Depend is used for processing dependency operations.In most cases, if the operators have IO or memory side effects, they will be executed according to the user’s semantics, and there is no need to use the Depend operator to guarantee the execution order.In some cases, if the two operators A and B do not have sequential dependencies, and A must execute before B, we recommend that you use Depend to specify the order in which they are executed. Here’s how to use it:
a = A(x) ---> a = A(x)
b = B(y) ---> y = Depend(y, a)
---> b = B(y)
Please note that a special set of operators for floating point overflow state detection have hidden side effects, but are not IO side effects or memory side effects. In addition, there are strict sequencing requirements for use, i.e., before using the NPUClearFloatStatus operator, you need to ensure that the NPU AllocFloatStatus has been executed, and before using the NPUGetFloatStatus operator, you need to ensure that the NPUClearFlotStatus has been executed.

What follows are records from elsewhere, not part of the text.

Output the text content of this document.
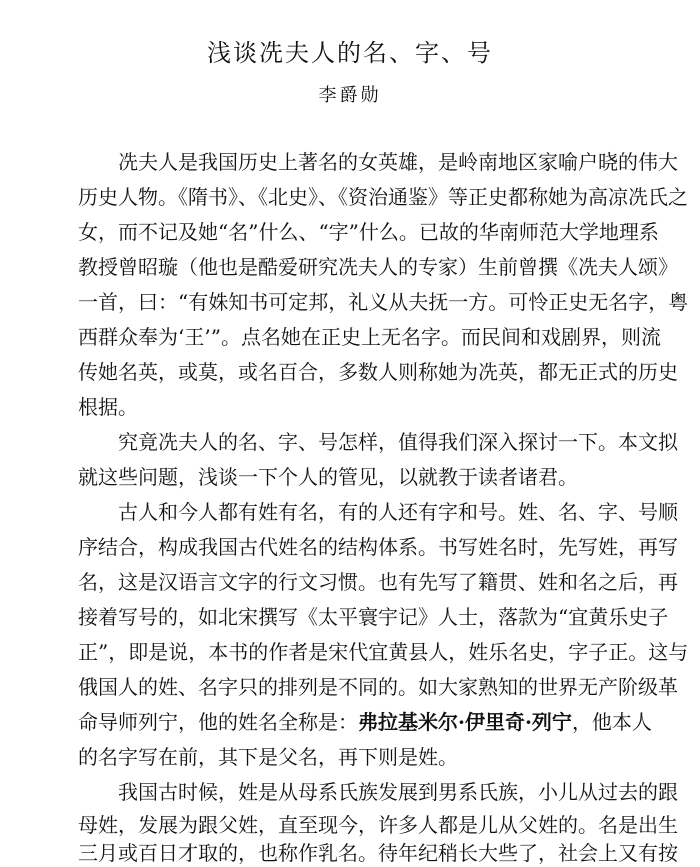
浅谈冼夫人的名、字、号
李爵勋
冼夫人是我国历史上著名的女英雄，是岭南地区家喻户晓的伟大
历史人物。《隋书》、《北史》、《资治通鉴》等正史都称她为高凉冼氏之
女，而不记及她“名”什么、“字”什么。已故的华南师范大学地理系
教授曾昭璇（他也是酷爱研究冼夫人的专家）生前曾撰《冼夫人颂》
一首，曰：“有姝知书可定邦，礼义从夫抚一方。可怜正史无名字，粤
西群众奉为‘王’”。点名她在正史上无名字。而民间和戏剧界，则流
传她名英，或莫，或名百合，多数人则称她为冼英，都无正式的历史
根据。
究竟冼夫人的名、字、号怎样，值得我们深入探讨一下。本文拟
就这些问题，浅谈一下个人的管见，以就教于读者诸君。
古人和今人都有姓有名，有的人还有字和号。姓、名、字、号顺
序结合，构成我国古代姓名的结构体系。书写姓名时，先写姓，再写
名，这是汉语言文字的行文习惯。也有先写了籍贯、姓和名之后，再
接着写号的，如北宋撰写《太平寰宇记》人士，落款为“宜黄乐史子
正”，即是说，本书的作者是宋代宜黄县人，姓乐名史，字子正。这与
俄国人的姓、名字只的排列是不同的。如大家熟知的世界无产阶级革
命导师列宁，他的姓名全称是：弗拉基米尔·伊里奇·列宁，他本人
的名字写在前，其下是父名，再下则是姓。
我国古时候，姓是从母系氏族发展到男系氏族，小儿从过去的跟
母姓，发展为跟父姓，直至现今，许多人都是儿从父姓的。名是出生
三月或百日才取的，也称作乳名。待年纪稍长大些了，社会上又有按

Because these operators are used less, the current scenario is to keep them defined as side-effect-free in the form of Depend ensuring execution order. Examples are as follows:
import numpy as np
from mindspore.common.tensor import Tensor
from mindspore import ops
npu_alloc_status = ops.NPUAllocFloatStatus()
npu_get_status = ops.NPUGetFloatStatus()
npu_clear_status = ops.NPUClearFloatStatus()
x = Tensor(np.ones([3, 3]).astype(np.float32))
y = Tensor(np.ones([3, 3]).astype(np.float32))
init = npu_alloc_status()
sum_ = ops.Add()(x, y)
product = ops.MatMul()(x, y)
init = ops.depend(init, sum_)
init = ops.depend(init, product)
get_status = npu_get_status(init)
sum_ = ops.depend(sum_, get_status)
product = ops.depend(product, get_status)
out = ops.Add()(sum_, product)
init = ops.depend(init, out)
clear = npu_clear_status(init)
out = ops.depend(out, clear)
print(out)
[[5. 5. 5.]
[5. 5. 5.]
[5. 5. 5.]]
Specific usage methods can refer to the implementation of start_overflow_check functions in the overflow detection logic.